Autrefois, Bobettes en feu aurait été le titre d'un film olé-olé... Aujourd'hui, le sous-vêtement allumé dans un avion volant au-dessus de Detroit fait partie de l'arsenal guerrier utilisé contre les États-Unis. C'est-à-dire un objet porteur de la haine inextinguible dirigée contre la nation qui demeure, pour l'instant, la plus puissante au monde.

C'est plus que contrariant.

S'il n'a tué personne, l'attentat de décembre coûtera des milliards supplémentaires en sécurité aéroportuaire. Seulement au département de la «Homeland Security», se prémunir plus généralement contre la haine coûtera en 2011 plus de 55 milliards US, à peine moins que les revenus totaux (60 milliards) du gouvernement du Québec! À cela s'ajoutent les pharaoniques dépenses militaires des États-Unis (550 milliards), dont une partie est statutaire ou à usage offensif, mais une autre répond à l'agression.

 

Tout cela contribue évidemment à créer une situation économique sans précédent, premier symptôme du déclin tant de fois annoncé, mais cette fois peut-être réel, de l'empire américain.

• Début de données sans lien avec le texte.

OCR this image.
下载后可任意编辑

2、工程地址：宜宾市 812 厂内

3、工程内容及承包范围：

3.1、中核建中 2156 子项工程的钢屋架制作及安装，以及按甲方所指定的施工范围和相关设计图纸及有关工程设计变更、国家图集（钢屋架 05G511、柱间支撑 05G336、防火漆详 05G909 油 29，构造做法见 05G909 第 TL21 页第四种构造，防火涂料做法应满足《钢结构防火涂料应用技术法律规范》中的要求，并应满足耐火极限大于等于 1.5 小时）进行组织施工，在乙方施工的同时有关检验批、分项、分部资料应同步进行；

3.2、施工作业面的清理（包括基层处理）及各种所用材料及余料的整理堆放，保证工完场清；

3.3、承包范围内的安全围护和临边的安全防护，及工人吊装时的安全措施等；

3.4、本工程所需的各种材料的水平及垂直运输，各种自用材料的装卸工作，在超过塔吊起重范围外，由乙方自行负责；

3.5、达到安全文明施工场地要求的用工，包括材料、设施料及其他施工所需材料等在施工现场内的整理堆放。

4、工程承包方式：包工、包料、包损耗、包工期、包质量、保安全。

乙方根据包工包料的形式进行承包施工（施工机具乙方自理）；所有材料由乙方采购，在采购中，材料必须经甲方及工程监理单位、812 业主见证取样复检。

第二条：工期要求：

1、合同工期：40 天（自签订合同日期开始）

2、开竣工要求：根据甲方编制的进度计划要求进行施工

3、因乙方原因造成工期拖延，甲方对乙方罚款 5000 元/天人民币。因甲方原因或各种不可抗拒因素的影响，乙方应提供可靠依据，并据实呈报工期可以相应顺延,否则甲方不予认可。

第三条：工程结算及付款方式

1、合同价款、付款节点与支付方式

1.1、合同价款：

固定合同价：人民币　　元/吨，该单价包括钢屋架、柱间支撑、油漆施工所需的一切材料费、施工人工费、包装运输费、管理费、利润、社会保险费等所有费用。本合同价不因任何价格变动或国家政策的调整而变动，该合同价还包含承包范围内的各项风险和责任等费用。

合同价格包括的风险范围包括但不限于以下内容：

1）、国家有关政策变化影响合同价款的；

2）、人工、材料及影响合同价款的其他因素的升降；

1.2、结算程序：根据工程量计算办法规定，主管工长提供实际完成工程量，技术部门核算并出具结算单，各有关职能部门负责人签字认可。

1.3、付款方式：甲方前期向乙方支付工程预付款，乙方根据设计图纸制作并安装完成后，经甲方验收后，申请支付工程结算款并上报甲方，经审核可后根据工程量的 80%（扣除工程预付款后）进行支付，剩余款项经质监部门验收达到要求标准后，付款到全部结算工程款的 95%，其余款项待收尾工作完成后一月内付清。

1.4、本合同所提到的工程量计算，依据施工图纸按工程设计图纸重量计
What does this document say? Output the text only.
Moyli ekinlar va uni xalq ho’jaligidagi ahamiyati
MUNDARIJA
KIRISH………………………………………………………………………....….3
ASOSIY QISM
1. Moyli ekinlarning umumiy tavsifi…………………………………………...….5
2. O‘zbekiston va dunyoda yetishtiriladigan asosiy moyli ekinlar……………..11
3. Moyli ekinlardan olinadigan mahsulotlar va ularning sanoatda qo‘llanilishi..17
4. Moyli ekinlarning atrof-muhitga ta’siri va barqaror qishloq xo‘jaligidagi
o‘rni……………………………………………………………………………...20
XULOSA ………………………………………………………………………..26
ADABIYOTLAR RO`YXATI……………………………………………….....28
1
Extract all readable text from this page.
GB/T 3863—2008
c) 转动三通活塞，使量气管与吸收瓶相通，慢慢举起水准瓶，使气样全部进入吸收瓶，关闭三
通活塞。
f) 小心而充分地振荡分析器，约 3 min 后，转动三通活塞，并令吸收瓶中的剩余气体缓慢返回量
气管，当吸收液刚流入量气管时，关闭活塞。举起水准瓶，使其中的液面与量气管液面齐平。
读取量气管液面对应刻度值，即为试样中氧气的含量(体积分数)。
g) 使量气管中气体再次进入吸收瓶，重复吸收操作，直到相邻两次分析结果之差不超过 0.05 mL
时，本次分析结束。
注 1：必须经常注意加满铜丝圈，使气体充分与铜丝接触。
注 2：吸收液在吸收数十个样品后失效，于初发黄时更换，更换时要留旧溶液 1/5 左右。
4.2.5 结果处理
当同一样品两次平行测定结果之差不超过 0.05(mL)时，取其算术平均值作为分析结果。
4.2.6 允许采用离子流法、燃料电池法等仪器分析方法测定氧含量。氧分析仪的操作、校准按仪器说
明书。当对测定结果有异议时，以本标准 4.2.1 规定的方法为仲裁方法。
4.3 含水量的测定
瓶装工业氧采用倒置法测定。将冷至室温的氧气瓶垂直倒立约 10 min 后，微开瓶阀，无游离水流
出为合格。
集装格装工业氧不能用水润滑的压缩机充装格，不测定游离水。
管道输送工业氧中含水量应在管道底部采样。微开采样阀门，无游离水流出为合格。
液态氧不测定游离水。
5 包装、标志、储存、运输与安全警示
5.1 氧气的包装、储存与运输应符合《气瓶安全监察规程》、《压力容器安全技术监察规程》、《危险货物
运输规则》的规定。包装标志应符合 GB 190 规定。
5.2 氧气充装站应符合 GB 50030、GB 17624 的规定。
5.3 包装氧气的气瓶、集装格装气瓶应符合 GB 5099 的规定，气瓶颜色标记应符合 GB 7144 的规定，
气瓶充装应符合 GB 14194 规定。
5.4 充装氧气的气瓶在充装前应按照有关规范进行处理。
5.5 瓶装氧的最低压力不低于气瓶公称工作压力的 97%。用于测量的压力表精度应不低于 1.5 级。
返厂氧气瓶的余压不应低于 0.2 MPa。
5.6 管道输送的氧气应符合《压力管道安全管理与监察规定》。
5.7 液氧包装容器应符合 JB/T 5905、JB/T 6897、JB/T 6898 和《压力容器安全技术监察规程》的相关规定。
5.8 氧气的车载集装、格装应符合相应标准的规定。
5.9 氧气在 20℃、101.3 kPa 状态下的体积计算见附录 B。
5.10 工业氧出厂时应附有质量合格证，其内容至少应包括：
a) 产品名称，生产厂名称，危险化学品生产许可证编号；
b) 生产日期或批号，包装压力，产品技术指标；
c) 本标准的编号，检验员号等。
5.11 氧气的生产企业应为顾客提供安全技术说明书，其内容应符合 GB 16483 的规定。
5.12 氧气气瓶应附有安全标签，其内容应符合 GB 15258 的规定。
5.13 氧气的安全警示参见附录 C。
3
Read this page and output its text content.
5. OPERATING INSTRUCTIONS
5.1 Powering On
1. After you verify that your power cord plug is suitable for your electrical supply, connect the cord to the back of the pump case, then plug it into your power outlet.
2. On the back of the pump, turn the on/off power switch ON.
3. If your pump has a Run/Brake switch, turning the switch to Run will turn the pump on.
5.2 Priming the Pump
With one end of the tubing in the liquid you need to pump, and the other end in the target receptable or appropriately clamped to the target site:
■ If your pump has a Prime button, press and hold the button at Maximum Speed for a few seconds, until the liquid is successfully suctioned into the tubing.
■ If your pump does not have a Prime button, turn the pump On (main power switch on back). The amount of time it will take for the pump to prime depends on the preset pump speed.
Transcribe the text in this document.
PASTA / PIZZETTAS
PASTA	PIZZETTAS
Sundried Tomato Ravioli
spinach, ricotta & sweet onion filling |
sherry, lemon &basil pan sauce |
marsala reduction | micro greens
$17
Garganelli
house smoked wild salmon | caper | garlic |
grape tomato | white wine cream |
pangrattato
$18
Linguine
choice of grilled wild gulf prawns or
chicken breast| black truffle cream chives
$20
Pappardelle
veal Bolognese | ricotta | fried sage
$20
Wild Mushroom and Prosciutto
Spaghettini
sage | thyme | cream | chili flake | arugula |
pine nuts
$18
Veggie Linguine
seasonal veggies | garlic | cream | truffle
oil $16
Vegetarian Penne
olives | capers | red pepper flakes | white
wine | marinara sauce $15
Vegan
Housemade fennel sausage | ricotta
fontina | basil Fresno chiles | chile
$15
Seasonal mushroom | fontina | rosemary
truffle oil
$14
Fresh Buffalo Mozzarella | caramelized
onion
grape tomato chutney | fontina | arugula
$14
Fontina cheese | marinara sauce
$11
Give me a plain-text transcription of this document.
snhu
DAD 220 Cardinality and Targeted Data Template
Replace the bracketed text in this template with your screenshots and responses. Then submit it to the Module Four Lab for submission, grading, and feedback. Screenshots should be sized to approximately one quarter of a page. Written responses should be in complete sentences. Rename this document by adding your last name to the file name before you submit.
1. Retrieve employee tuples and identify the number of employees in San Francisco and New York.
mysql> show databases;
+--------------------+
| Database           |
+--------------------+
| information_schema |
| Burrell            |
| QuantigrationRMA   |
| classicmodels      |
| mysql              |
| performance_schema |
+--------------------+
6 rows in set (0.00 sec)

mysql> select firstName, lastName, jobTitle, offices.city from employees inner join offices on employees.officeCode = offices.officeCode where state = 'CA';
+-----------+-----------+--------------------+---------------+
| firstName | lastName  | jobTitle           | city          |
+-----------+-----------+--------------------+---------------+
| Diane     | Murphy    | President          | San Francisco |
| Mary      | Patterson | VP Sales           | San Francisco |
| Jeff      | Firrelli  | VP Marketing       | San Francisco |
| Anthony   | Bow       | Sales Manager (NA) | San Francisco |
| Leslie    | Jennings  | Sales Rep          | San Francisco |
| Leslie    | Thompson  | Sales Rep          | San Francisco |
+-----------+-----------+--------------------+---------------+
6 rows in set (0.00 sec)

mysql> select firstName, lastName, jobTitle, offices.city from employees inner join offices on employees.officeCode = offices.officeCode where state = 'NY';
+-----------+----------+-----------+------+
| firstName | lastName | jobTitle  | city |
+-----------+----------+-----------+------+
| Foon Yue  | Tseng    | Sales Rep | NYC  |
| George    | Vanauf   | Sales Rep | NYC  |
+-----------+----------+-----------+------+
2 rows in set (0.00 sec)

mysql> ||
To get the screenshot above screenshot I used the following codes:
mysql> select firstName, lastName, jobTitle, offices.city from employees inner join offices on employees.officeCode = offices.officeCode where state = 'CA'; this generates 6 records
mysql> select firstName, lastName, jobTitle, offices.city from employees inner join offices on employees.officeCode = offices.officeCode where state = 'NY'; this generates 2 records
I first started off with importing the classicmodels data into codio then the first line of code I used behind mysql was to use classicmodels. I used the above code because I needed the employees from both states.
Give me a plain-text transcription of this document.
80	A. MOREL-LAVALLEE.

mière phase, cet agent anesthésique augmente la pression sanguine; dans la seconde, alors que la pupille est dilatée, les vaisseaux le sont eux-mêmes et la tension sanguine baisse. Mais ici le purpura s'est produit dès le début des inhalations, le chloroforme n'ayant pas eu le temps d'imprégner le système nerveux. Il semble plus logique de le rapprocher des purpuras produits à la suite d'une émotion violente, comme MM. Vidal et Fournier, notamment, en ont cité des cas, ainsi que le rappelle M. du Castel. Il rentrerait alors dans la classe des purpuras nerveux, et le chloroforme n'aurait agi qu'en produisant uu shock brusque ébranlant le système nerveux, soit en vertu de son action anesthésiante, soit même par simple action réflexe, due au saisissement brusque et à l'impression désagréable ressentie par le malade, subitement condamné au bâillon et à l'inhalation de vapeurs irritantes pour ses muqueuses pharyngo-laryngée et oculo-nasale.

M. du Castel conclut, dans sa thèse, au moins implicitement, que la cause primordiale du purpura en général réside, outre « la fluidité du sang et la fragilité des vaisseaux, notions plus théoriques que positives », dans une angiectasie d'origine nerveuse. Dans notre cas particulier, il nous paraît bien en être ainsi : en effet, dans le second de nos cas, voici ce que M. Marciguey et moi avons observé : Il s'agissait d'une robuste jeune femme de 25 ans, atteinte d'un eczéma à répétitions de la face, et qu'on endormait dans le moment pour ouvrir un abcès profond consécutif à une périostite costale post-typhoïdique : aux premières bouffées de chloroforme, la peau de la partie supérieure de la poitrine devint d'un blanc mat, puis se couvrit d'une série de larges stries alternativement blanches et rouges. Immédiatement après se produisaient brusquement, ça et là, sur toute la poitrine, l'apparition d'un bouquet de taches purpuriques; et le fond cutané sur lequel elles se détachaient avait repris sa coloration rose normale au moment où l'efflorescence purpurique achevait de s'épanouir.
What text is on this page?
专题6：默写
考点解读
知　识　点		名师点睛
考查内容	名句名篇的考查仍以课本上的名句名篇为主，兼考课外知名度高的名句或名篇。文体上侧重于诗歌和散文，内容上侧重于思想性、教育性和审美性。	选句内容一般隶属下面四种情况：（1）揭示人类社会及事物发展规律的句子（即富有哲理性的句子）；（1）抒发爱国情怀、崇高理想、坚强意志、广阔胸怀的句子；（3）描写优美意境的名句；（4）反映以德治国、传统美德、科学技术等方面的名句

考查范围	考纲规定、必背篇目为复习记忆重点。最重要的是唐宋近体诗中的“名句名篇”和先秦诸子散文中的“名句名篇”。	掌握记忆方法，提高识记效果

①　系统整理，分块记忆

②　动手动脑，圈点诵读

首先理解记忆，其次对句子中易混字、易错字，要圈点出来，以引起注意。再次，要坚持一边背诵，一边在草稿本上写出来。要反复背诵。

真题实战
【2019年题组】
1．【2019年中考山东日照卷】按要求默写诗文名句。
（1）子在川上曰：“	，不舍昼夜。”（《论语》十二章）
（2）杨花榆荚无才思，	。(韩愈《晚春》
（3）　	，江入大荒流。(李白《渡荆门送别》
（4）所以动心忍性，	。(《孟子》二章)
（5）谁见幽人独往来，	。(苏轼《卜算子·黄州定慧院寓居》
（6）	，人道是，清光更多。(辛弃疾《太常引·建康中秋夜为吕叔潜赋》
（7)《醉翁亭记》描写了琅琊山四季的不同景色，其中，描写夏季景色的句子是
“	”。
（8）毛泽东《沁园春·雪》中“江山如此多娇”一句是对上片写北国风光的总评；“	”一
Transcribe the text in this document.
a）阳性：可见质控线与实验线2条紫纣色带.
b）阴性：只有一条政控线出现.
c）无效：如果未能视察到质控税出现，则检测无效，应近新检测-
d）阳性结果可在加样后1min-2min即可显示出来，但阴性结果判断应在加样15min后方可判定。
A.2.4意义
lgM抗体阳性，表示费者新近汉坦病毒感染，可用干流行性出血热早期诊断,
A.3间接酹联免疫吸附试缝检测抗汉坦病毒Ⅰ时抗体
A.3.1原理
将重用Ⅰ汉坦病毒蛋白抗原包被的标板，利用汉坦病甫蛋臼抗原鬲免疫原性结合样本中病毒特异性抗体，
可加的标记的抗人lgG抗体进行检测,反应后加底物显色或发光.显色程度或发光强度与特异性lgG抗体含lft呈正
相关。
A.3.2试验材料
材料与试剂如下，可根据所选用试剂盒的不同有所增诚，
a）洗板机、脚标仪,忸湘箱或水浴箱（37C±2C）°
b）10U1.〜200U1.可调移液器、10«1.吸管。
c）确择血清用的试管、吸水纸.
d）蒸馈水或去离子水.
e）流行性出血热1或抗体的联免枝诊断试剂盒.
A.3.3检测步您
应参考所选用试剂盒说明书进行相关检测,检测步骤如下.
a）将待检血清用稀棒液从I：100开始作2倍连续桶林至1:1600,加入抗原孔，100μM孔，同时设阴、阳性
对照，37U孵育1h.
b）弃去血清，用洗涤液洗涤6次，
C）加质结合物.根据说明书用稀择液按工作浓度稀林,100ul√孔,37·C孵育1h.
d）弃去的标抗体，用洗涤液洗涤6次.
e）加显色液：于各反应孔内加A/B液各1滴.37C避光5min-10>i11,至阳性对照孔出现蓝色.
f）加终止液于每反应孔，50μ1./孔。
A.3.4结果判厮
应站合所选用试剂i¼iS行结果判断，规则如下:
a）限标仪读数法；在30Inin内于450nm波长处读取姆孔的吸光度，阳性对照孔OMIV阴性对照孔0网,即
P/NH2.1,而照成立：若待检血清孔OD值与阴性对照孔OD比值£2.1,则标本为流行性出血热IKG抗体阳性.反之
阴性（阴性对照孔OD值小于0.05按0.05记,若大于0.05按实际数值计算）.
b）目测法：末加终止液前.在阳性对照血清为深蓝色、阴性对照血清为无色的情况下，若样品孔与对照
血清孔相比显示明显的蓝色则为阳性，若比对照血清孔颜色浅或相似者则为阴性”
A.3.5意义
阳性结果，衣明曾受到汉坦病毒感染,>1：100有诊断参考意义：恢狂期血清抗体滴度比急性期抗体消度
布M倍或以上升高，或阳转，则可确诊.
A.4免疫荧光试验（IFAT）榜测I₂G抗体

Ainsi, en 2019-2020, le déficit de l'État fédéral se situera toujours à un niveau insoutenable, plus de 5% du PIB, ce qui gonflera encore une dette déjà gargantuesque. Qu'est-ce que cela signifie? Pas de progrès possible en politique intérieure. Et, en politique extérieure, une interrogation exprimée (dans le New York Times) par le premier conseiller économique de la présidence, Lawrence H. Summers: «Combien de temps le plus gros emprunteur de la planète pourra-t-il demeurer la première puissance mondiale?»

Pas beaucoup.

Le banquier chinois n'attend-t-il pas la passation des pouvoirs?

Est-il exact, donc, que les empires se suicident plutôt que d'être assassinés?

Dans ce cas-ci, il y a l'un et l'autre.

De fait, on essaie de tuer - y compris littéralement! - les Américains.

En même temps, ceux-ci semblent bel et bien répondre à une sorte de pulsion suicidaire. Elle s'est incarnée en une personne, George W. Bush, titulaire de la présidence la plus autodestructrice de l'histoire américaine, dont le pays est incapable de se remettre. Et elle s'est traduite en une quantité de phénomènes tout aussi destructeurs. À partir du retour du prosélytisme religieux jusqu'au triomphe épisodique du capitalisme mafieux. En passant par le déclin du statut du savoir et la dégradation de l'instinct de survie... deux phénomènes qui, il est vrai, sont encore plus accablants ailleurs en Occident.

Les États-Unis peuvent-ils éviter un lent déclin qui les relèguera à l'histoire sous la même rubrique que les métropoles européennes déchues, confortablement installées depuis un demi-siècle dans un confort indifférent au sort du monde?

Pour l'instant, cet avenir semble leur être promis.